MSCI conducts its reviews of countries annually and usually announces its findings every June. The review process for Vietnam as with all countries would be done in stages, not overnight. First, if enough progress is identified, Vietnam would be added to the watchlist ‘for potential upgrade’. One year later, if all went to plan, there would be an announcement made stating that the country would be included. Then, assuming all is well another year on, it would receive actual inclusion. It had been hoped that the first phase could be completed by June 2023, leading to inclusion by June 2025, but given the roller-coaster ride of 2022, this timeframe has probably slipped by at least one year.

Moving forward 

The most important point is that these incremental steps needed for eventual inclusion would benefit everyone investing in Vietnam in the long-term. Although the actual amount of inflow to the market might be modest, maybe US$5 to US $10 billion initially, the prestige would also be welcomed by the government. Indeed, over the last twelve months or so, the focus of the general secretary of the Communist Party, Nguyen Phu Trong, has been on cleaning up misconduct in the system by pursuing private and public corruption and refining some of the rules related to bond issuance. Last year, the heads of the stock market and the regulator were removed, and there have been some short-term delays in implementing upgraded market infrastructure. A new chairwoman has been appointed to the State Securities Commission and she has just reaffirmed the launch of the new exchange trading platform and additional capital market developments. 

Sadly, as we saw, sentiment among the six million or so domestic investors weakened for much of 2022 as global markets declined and local anti-corruption cases rattled local real estate stocks. Vietnam’s market fell by more than 35% and became one of the world’s laggards despite it being its champion only one year before. Thus, the market certainly could do with some positive news, as the eyes of investors likely stay on global events, such as the war and fear of recession and trajectory of US interest rates and inflation. Closer to home, investors will be watching signs of greater stability in the bond and real-estate markets. 

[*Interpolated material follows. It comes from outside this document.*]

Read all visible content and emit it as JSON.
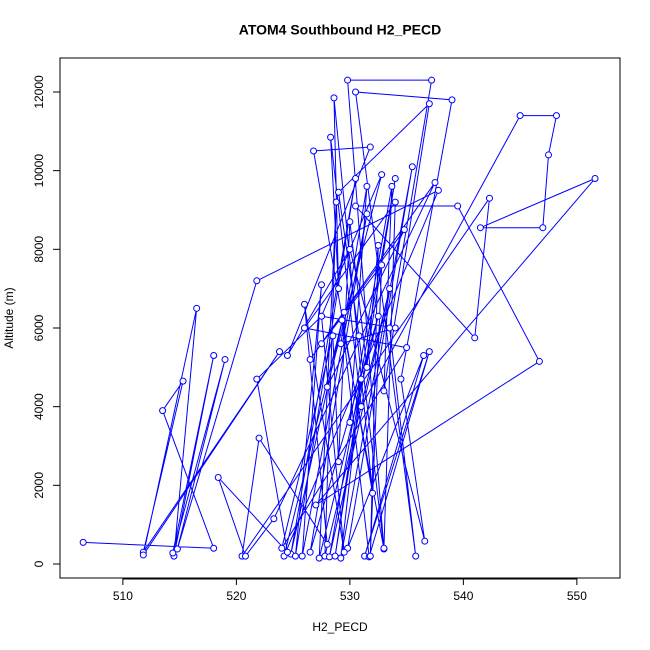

Nevertheless, there is no urgency for Emerging Market inclusion amongst domestic investors and for foreign investors who wish to invest in Vietnam they can already do so through specialised funds, such as London-listed Vietnam Holding managed by Dynam Capital. Eventual inclusion would be a significant step for Vietnam, putting it more firmly on investors’ radars, but looking down the road there will be many opportunities to reap even before that happens. 

The market is appealingly cheap, with stocks trading at around 10 times earnings and companies forecast to grow their earnings by an average of 10% in 2023. Resilient growth combined with weak local sentiment has started to attract foreign investors’ interest once again and in 2022 foreign net inflows were recorded for first time since 2019. 

Growth at a reasonable price has been one of the mantras for Vietnam Holding over the past five years when it comes to its concentrated portfolio of public companies listed on the Vietnam stock exchanges. Whether you view Vietnam as the largest Frontier Market, or one of the smallest Emerging Markets, it is a country that could add some sensible diversification to your portfolio in 2023.